ٱلَّذِى خَلَقَ سَبْعَ سَمَٰوَٰتٍۢ طِبَاقًۭا ۖ مَّا تَرَىٰ فِى خَلْقِ ٱلرَّحْمَٰنِ مِن تَفَٰوُتٍۢ ۖ فَٱرْجِعِ ٱلْبَصَرَ هَلْ تَرَىٰ مِن فُطُورٍۢ ﴿٣﴾

Degene Die de hemel in lagen heeft geschapen. Jij ziet in de schepping van de Erbarmer geen onevenwichtigheid. Kijk dan nog een keer, zie jij een afwijking?

ثُمَّ ٱرْجِعِ ٱلْبَصَرَ كَرَّتَيْنِ يَنقَلِبْ إِلَيْكَ ٱلْبَصَرُ خَاسِئًۭا وَهُوَ حَسِيرٌۭ ﴿٤﴾

Kijk dan nog eens twee maal, jij zult jouw ogen nederig neerslaan, terwijl zij vermoeid zijn.

وَلَقَدْ زَيَّنَّا ٱلسَّمَآءَ ٱلدُّنْيَا بِمَصَٰبِيحَ وَجَعَلْنَٰهَا رُجُومًۭا لِّلشَّيَٰطِينِ ۖ وَأَعْتَدْنَا لَهُمْ عَذَابَ ٱلسَّعِيرِ ﴿٥﴾

En voorzeker, Wij hebben de nabije hemel met lampen (sterren) gesierd en Wij maakten die om er de Satans mee te stenigen. En Wij hebben voor hen de bestraffing van Sa'îr (de Hel) bereid.

وَلِلَّذِينَ كَفَرُوا۟ بِرَبِّهِمْ عَذَابُ جَهَنَّمَ ۖ وَبِئْسَ ٱلْمَصِيرُ ﴿٦﴾

En voor degenen die niet in hun Heer geloven, is er de bestraffing van de Hel. En dat is de slechtste plaats van bestemming!
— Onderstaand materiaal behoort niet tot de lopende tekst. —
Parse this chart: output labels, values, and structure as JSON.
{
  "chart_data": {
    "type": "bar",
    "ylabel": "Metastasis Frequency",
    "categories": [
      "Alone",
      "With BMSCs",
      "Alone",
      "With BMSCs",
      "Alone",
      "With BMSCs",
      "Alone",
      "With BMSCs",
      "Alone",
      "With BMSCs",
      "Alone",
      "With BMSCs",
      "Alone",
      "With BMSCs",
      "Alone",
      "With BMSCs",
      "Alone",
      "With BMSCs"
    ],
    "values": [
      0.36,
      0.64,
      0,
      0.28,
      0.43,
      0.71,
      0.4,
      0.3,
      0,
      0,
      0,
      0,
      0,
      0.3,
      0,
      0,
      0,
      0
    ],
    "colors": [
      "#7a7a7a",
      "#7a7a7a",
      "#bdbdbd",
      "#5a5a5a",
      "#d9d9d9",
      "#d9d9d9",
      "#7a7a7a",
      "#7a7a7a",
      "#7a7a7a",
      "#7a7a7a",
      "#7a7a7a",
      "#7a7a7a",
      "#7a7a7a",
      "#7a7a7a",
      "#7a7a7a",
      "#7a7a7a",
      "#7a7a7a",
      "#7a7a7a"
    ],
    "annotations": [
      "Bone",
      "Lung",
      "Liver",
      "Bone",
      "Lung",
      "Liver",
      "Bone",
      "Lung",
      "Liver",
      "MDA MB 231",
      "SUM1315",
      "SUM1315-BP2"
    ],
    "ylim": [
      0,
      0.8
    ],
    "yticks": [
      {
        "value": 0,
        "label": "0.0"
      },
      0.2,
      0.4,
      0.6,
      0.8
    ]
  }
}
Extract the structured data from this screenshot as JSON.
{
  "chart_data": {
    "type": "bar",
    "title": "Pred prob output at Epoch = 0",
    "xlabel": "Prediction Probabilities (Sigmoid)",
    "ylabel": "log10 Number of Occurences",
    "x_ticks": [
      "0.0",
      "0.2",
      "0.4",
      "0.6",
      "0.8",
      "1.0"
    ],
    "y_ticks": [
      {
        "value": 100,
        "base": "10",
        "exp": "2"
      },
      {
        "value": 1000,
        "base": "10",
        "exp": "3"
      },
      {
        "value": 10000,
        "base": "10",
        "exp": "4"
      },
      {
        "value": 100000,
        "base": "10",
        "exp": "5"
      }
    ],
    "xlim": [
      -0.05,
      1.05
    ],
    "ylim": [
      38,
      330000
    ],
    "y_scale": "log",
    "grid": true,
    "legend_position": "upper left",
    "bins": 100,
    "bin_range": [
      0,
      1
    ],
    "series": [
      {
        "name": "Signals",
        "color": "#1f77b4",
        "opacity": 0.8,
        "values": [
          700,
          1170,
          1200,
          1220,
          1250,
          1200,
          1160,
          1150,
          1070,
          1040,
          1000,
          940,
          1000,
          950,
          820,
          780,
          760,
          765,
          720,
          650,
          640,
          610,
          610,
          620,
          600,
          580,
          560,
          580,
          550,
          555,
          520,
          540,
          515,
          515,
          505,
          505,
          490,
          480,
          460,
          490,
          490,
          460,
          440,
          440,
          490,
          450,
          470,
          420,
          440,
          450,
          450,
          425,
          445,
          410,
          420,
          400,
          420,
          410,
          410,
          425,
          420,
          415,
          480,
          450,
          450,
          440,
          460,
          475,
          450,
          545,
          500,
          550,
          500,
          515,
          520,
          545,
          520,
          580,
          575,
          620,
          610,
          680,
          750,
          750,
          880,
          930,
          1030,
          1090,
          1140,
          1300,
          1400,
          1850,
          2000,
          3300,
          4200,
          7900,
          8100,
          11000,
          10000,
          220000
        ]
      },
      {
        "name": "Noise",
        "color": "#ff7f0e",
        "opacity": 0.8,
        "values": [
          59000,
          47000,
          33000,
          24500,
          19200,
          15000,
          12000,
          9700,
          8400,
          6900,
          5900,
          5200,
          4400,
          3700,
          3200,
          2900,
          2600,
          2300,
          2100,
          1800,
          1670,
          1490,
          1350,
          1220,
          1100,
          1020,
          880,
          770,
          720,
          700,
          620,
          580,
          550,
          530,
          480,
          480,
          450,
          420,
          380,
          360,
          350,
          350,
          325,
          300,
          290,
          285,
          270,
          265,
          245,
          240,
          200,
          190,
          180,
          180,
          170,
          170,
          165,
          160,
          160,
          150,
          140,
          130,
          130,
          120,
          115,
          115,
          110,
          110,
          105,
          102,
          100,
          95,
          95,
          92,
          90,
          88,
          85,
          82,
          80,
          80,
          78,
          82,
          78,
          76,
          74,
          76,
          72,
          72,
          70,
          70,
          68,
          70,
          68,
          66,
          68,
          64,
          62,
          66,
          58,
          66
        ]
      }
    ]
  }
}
إِذَآ أُلْقُوا۟ فِيهَا سَمِعُوا۟ لَهَا شَهِيقًۭا وَهِىَ تَفُورُ ﴿٧﴾

En wanneer zij daarin geworpen worden, dan horen zij een afschrikwekkend gebrul ervan, terwijl zij (de Hel) raast.
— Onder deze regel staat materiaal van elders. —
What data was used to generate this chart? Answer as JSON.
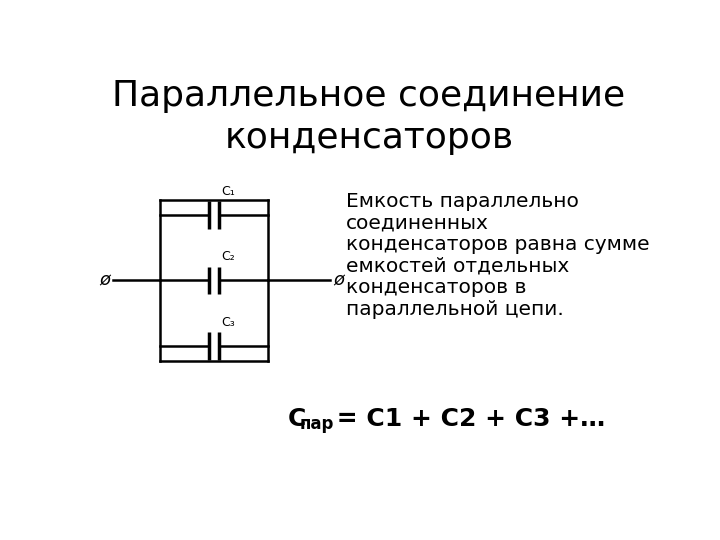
{
  "title": "Параллельное соединение\nконденсаторов",
  "title_fontsize": 26,
  "title_color": "#000000",
  "bg_color": "#ffffff",
  "desc_line1": "Емкость параллельно",
  "desc_line2": "соединенных",
  "desc_line3": "конденсаторов равна сумме",
  "desc_line4": "емкостей отдельных",
  "desc_line5": "конденсаторов в",
  "desc_line6": "параллельной цепи.",
  "description_fontsize": 14.5,
  "cap_labels": [
    "C₁",
    "C₂",
    "C₃"
  ],
  "label_fontsize": 9,
  "phi_symbol": "ø",
  "formula_C": "C",
  "formula_sub": "пар",
  "formula_rest": " = C1 + C2 + C3 +…",
  "formula_fontsize": 18
}
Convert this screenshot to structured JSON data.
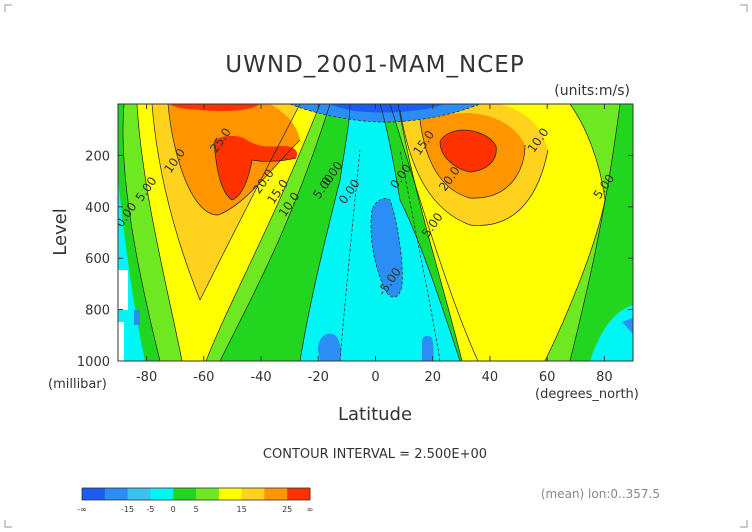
{
  "chart_data": {
    "type": "heatmap",
    "title": "UWND_2001-MAM_NCEP",
    "units_label": "(units:m/s)",
    "xlabel": "Latitude",
    "ylabel": "Level",
    "x_unit_label": "(degrees_north)",
    "y_unit_label": "(millibar)",
    "xlim": [
      -90,
      90
    ],
    "ylim": [
      1000,
      0
    ],
    "x_ticks": [
      -80,
      -60,
      -40,
      -20,
      0,
      20,
      40,
      60,
      80
    ],
    "y_ticks": [
      200,
      400,
      600,
      800,
      1000
    ],
    "contour_interval_text": "CONTOUR INTERVAL = 2.500E+00",
    "footer_note": "(mean) lon:0..357.5",
    "colorbar": {
      "colors": [
        "#1c5cf0",
        "#2a8ef5",
        "#3cc0f0",
        "#00f5f5",
        "#22d620",
        "#6ee820",
        "#ffff00",
        "#ffd21e",
        "#ff9600",
        "#ff3200"
      ],
      "tick_labels": [
        "-∞",
        "-15",
        "-5",
        "0",
        "5",
        "15",
        "25",
        "∞"
      ]
    },
    "contour_labels": [
      {
        "text": "25.0",
        "lat": -53,
        "lev": 150
      },
      {
        "text": "20.0",
        "lat": -38,
        "lev": 310
      },
      {
        "text": "15.0",
        "lat": -33,
        "lev": 350
      },
      {
        "text": "10.0",
        "lat": -29,
        "lev": 400
      },
      {
        "text": "5.00",
        "lat": -17,
        "lev": 330
      },
      {
        "text": "0.00",
        "lat": -14,
        "lev": 280
      },
      {
        "text": "10.0",
        "lat": -69,
        "lev": 230
      },
      {
        "text": "5.00",
        "lat": -79,
        "lev": 340
      },
      {
        "text": "0.00",
        "lat": -86,
        "lev": 440
      },
      {
        "text": "0.00",
        "lat": -8,
        "lev": 350
      },
      {
        "text": "0.00",
        "lat": 10,
        "lev": 290
      },
      {
        "text": "-5.00",
        "lat": 6,
        "lev": 700
      },
      {
        "text": "15.0",
        "lat": 18,
        "lev": 160
      },
      {
        "text": "20.0",
        "lat": 27,
        "lev": 300
      },
      {
        "text": "5.00",
        "lat": 21,
        "lev": 480
      },
      {
        "text": "10.0",
        "lat": 58,
        "lev": 150
      },
      {
        "text": "5.00",
        "lat": 81,
        "lev": 330
      }
    ]
  }
}
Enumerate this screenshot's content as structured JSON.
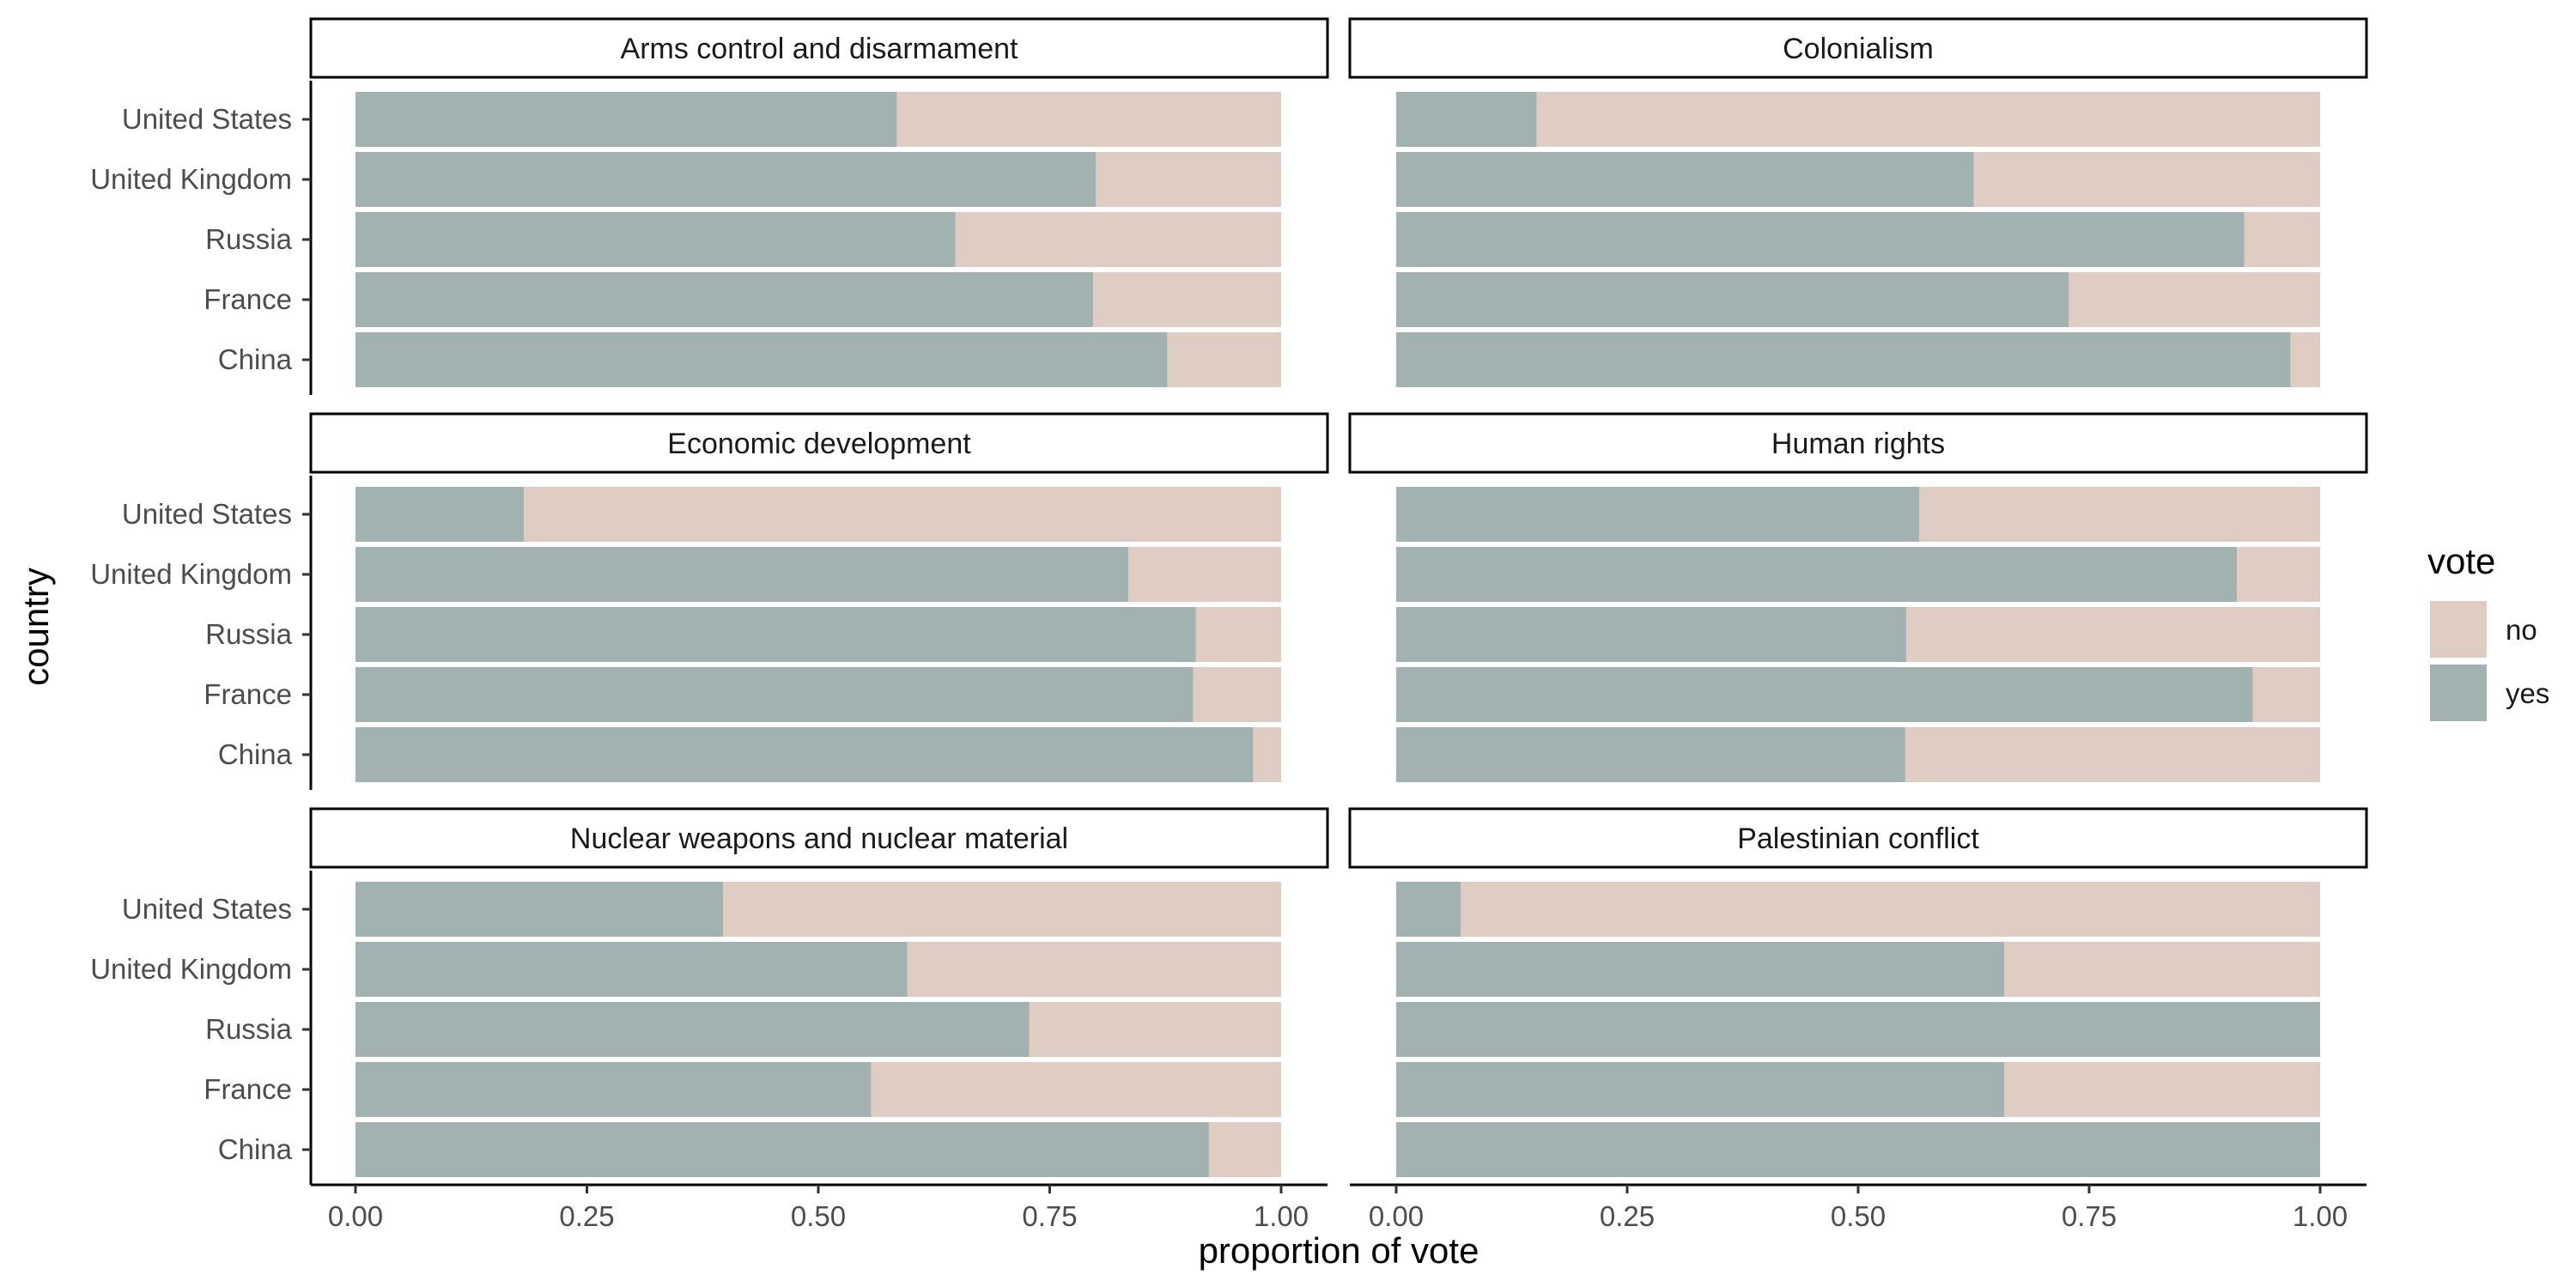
{
  "chart_data": {
    "type": "bar",
    "orientation": "horizontal",
    "stacked": true,
    "facet_variable": "issue",
    "categories": [
      "United States",
      "United Kingdom",
      "Russia",
      "France",
      "China"
    ],
    "xlabel": "proportion of vote",
    "ylabel": "country",
    "xlim": [
      0,
      1
    ],
    "x_ticks": [
      "0.00",
      "0.25",
      "0.50",
      "0.75",
      "1.00"
    ],
    "legend": {
      "title": "vote",
      "position": "right",
      "items": [
        {
          "label": "no",
          "color": "#dfcdc3"
        },
        {
          "label": "yes",
          "color": "#a1b2b1"
        }
      ]
    },
    "grid": false,
    "facets": [
      {
        "title": "Arms control and disarmament",
        "series": [
          {
            "name": "yes",
            "values": [
              0.585,
              0.8,
              0.648,
              0.797,
              0.877
            ]
          },
          {
            "name": "no",
            "values": [
              0.415,
              0.2,
              0.352,
              0.203,
              0.123
            ]
          }
        ]
      },
      {
        "title": "Colonialism",
        "series": [
          {
            "name": "yes",
            "values": [
              0.152,
              0.625,
              0.918,
              0.728,
              0.968
            ]
          },
          {
            "name": "no",
            "values": [
              0.848,
              0.375,
              0.082,
              0.272,
              0.032
            ]
          }
        ]
      },
      {
        "title": "Economic development",
        "series": [
          {
            "name": "yes",
            "values": [
              0.182,
              0.835,
              0.908,
              0.905,
              0.97
            ]
          },
          {
            "name": "no",
            "values": [
              0.818,
              0.165,
              0.092,
              0.095,
              0.03
            ]
          }
        ]
      },
      {
        "title": "Human rights",
        "series": [
          {
            "name": "yes",
            "values": [
              0.566,
              0.91,
              0.552,
              0.927,
              0.551
            ]
          },
          {
            "name": "no",
            "values": [
              0.434,
              0.09,
              0.448,
              0.073,
              0.449
            ]
          }
        ]
      },
      {
        "title": "Nuclear weapons and nuclear material",
        "series": [
          {
            "name": "yes",
            "values": [
              0.397,
              0.596,
              0.728,
              0.557,
              0.922
            ]
          },
          {
            "name": "no",
            "values": [
              0.603,
              0.404,
              0.272,
              0.443,
              0.078
            ]
          }
        ]
      },
      {
        "title": "Palestinian conflict",
        "series": [
          {
            "name": "yes",
            "values": [
              0.07,
              0.658,
              1.0,
              0.658,
              1.0
            ]
          },
          {
            "name": "no",
            "values": [
              0.93,
              0.342,
              0.0,
              0.342,
              0.0
            ]
          }
        ]
      }
    ]
  }
}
تَكَادُ تَمَيَّزُ مِنَ ٱلْغَيْظِ ۖ كُلَّمَآ أُلْقِىَ فِيهَا فَوْجٌۭ سَأَلَهُمْ خَزَنَتُهَآ أَلَمْ يَأْتِكُمْ نَذِيرٌۭ ﴿٨﴾

Haast barst zij van woede. Telkens wanneer een groep erin wordt geworpen, vragen de wakers ervan hen: \"Is er geen waarschuwer tot jullie gekomen?\"

قَالُوا۟ بَلَىٰ قَدْ جَآءَنَا نَذِيرٌۭ فَكَذَّبْنَا وَقُلْنَا مَا نَزَّلَ ٱللَّهُ مِن شَىْءٍ إِنْ أَنتُمْ إِلَّا فِى ضَلَٰلٍۢ كَبِيرٍۢ ﴿٩﴾

Zij zeggen: \"Welzeker, er is waarlijk een waarschuwer tot ons gekomen, maar toen loochenden wij. En wij zeiden: \"Allah heeft niets neergezonden, jullie verkeren slechts in grote dwaling.\"
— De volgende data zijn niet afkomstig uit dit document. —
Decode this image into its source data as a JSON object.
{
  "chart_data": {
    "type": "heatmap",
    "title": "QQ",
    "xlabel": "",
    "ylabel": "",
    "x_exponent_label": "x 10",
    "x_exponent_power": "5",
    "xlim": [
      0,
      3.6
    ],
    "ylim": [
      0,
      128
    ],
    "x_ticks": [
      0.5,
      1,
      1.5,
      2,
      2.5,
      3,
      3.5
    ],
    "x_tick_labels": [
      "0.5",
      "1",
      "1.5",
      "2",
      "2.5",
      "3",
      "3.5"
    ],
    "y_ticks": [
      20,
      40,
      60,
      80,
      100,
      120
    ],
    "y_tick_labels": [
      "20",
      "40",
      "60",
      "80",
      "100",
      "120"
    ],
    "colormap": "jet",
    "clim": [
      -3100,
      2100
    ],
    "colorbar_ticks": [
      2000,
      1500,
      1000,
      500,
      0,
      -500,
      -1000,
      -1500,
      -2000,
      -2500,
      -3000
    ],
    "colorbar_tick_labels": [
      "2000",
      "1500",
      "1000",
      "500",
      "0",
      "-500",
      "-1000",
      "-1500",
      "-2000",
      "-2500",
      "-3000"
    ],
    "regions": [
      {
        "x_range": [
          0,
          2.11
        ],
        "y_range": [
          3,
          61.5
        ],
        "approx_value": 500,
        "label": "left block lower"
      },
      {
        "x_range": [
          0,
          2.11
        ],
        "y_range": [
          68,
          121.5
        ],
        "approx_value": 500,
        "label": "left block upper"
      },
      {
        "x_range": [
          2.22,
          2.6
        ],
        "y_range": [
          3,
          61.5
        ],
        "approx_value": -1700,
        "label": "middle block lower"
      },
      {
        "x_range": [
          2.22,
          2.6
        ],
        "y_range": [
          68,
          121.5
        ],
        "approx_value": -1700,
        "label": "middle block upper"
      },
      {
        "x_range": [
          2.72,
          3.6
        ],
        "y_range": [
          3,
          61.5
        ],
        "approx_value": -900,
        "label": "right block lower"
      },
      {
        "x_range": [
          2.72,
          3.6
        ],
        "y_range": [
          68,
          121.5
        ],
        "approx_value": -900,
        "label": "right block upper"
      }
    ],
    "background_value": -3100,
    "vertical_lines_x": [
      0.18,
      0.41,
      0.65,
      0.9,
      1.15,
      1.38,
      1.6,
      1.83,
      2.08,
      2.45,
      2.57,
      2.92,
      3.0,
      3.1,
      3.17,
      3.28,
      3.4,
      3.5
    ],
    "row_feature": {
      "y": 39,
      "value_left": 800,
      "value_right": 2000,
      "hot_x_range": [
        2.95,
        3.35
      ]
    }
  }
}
وَقَالُوا۟ لَوْ كُنَّا نَسْمَعُ أَوْ نَعْقِلُ مَا كُنَّا فِىٓ أَصْحَٰبِ ٱلسَّعِيرِ ﴿١٠﴾

Zij zeiden: \"Als wij (het) konden horen of begrijpen, dan zouden wij niet tot de bewoners van Sa'îr (de Hel) behoren!\"

فَٱعْتَرَفُوا۟ بِذَنۢبِهِمْ فَسُحْقًۭا لِّأَصْحَٰبِ ٱلسَّعِيرِ ﴿١١﴾

Zij bekennen dan hun zonden. Daarom, ten onder gaan de bewoners van Sa'îr (de Hel)!

إِنَّ ٱلَّذِينَ يَخْشَوْنَ رَبَّهُم بِٱلْغَيْبِ لَهُم مَّغْفِرَةٌۭ وَأَجْرٌۭ كَبِيرٌۭ ﴿١٢﴾

Voorwaar, voor degenen die hun Heer in het verborgene vrezen, voor hen is er vergeving en een grote beloning.

وَأَسِرُّوا۟ قَوْلَكُمْ أَوِ ٱجْهَرُوا۟ بِهِۦٓ ۖ إِنَّهُۥ عَلِيمٌۢ بِذَاتِ ٱلصُّدُورِ ﴿١٣﴾

En houdt jullie woorden geheim of maakt ze openbaar: voorwaar, Hij is Alwetend over wat er in de harten is.

أَلَا يَعْلَمُ مَنْ خَلَقَ وَهُوَ ٱللَّطِيفُ ٱلْخَبِيرُ ﴿١٤﴾

Zou Hij die schiep geen kennis hebben (over het geschapene)? Hij is de Zachtmoedige, de Alwetende.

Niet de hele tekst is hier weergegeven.